Thursday, May 27, 2010

1. Kidnappers are not very interested in you.

2. In a hostage situation you are likely to be released first.

3. No one expects you to run--anywhere.

4. People call at 9 pm and ask, did I wake you?

5. People no longer view you as a hypochondriac.

6. There is nothing left to learn the hard way.

7. Things you buy now won't wear out.

8. You can eat supper at 4 pm.

9. You can live without sex but not your glasses.

10. You get into heated arguments about pension plans.

11. You no longer think of speed limits as a challenge.

12. You quit trying to hold your stomach in no matter who walks into the room.

13. You sing along with elevator music.

14. Your eyes won't get much worse.

15. Your investment in health insurance is finally beginning to pay off.

16. Your joints are more accurate meteorologists than the national weather service.

17. Your secrets are safe with your friends because they can't remember them either.

18. Your supply of brain cells is finally down to manageable size.

19. You can't remember who sent you this list.

And you notice these are all in Big Print for your convenience.

Facebook and Twitter this to every one you can remember right now!
And Never, under any circumstances, take a sleeping pill and a laxative on the same night.

by Bonnie S. Calhoun


  1. Unknown said...
    Oh Bonnie--YOu make me laugh.
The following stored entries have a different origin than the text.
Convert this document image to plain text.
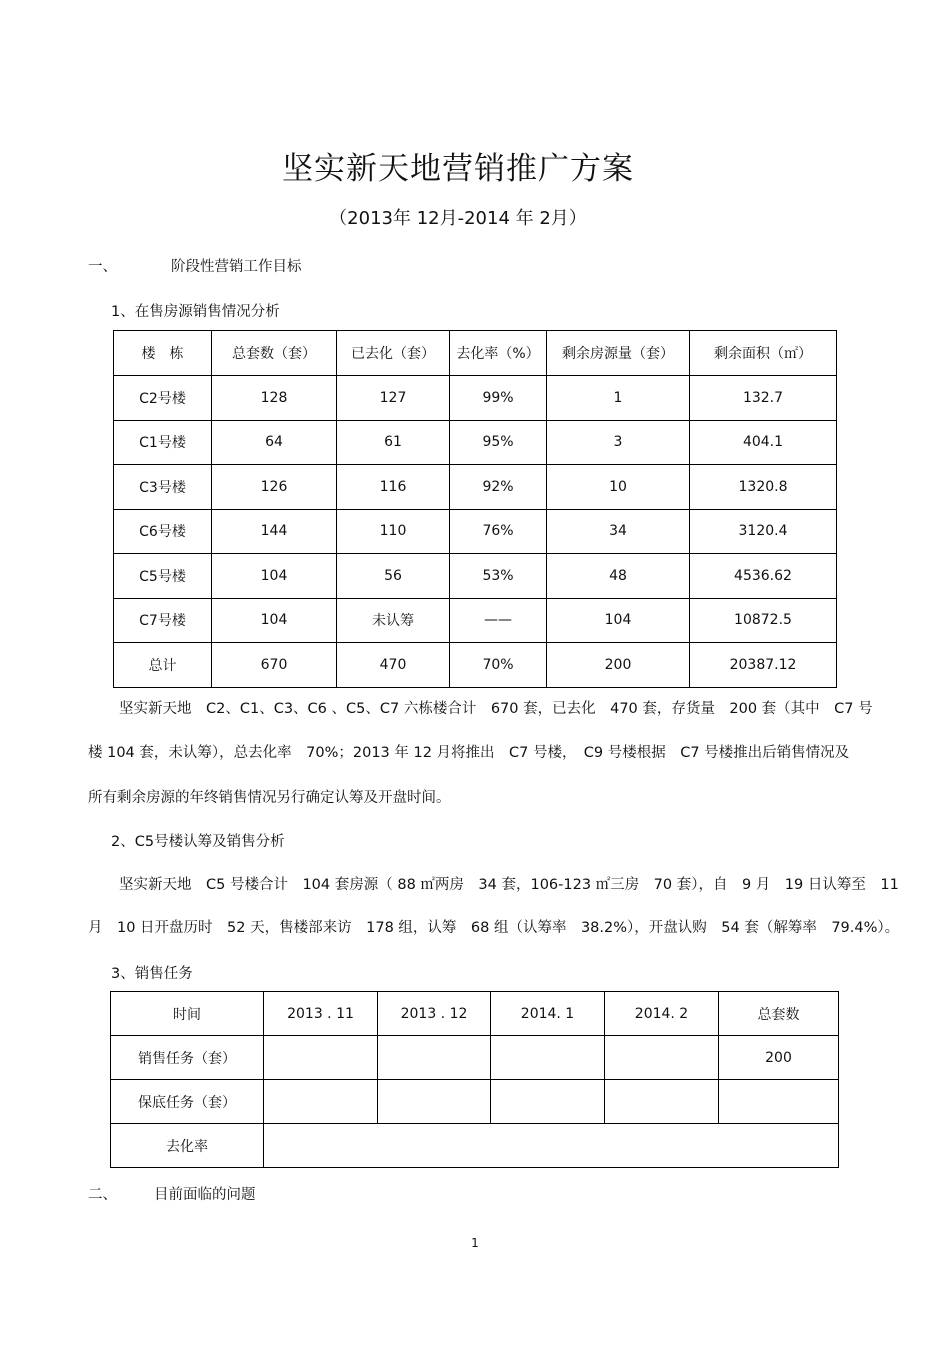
坚实新天地营销推广方案
（2013年 12月-2014 年 2月）
一、	阶段性营销工作目标
1、在售房源销售情况分析
楼　栋	总套数（套）	已去化（套）	去化率（%）	剩余房源量（套）	剩余面积（㎡）
C2号楼	128	127	99%	1	132.7
C1号楼	64	61	95%	3	404.1
C3号楼	126	116	92%	10	1320.8
C6号楼	144	110	76%	34	3120.4
C5号楼	104	56	53%	48	4536.62
C7号楼	104	未认筹	——	104	10872.5
总计	670	470	70%	200	20387.12
坚实新天地　C2、C1、C3、C6 、C5、C7 六栋楼合计　670 套，已去化　470 套，存货量　200 套（其中　C7 号
楼 104 套，未认筹），总去化率　70%；2013 年 12 月将推出　C7 号楼，　C9 号楼根据　C7 号楼推出后销售情况及
所有剩余房源的年终销售情况另行确定认筹及开盘时间。
2、C5号楼认筹及销售分析
坚实新天地　C5 号楼合计　104 套房源（ 88 ㎡两房　34 套，106-123 ㎡三房　70 套），自　9 月　19 日认筹至　11
月　10 日开盘历时　52 天，售楼部来访　178 组，认筹　68 组（认筹率　38.2%），开盘认购　54 套（解筹率　79.4%）。
3、销售任务
时间	2013 . 11	2013 . 12	2014. 1	2014. 2	总套数
销售任务（套）					200
保底任务（套）					
去化率					
二、	目前面临的问题
1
Thank you so much for your quick wit and willingness to share!
    Keep up the God work!
    Angie Vik said...
    I'm a friend of Lori's. She said this was funny and it is. Thanks for a good laugh.
    Yining said...
    Love this! I'm not there yet, but this post is definitely very true! Can I link this post on my blog?
    Bonnie S. Calhoun said... all you want.
    Yining said...
    Thank you!! posted! =)
    quilly said...
    I was laughing -- and then I got to the ones that applied to me. Pft.

    Richard Boost said...
    Love this! I've gone though this and can say that this post is definitely very true! This makes everyone laugh.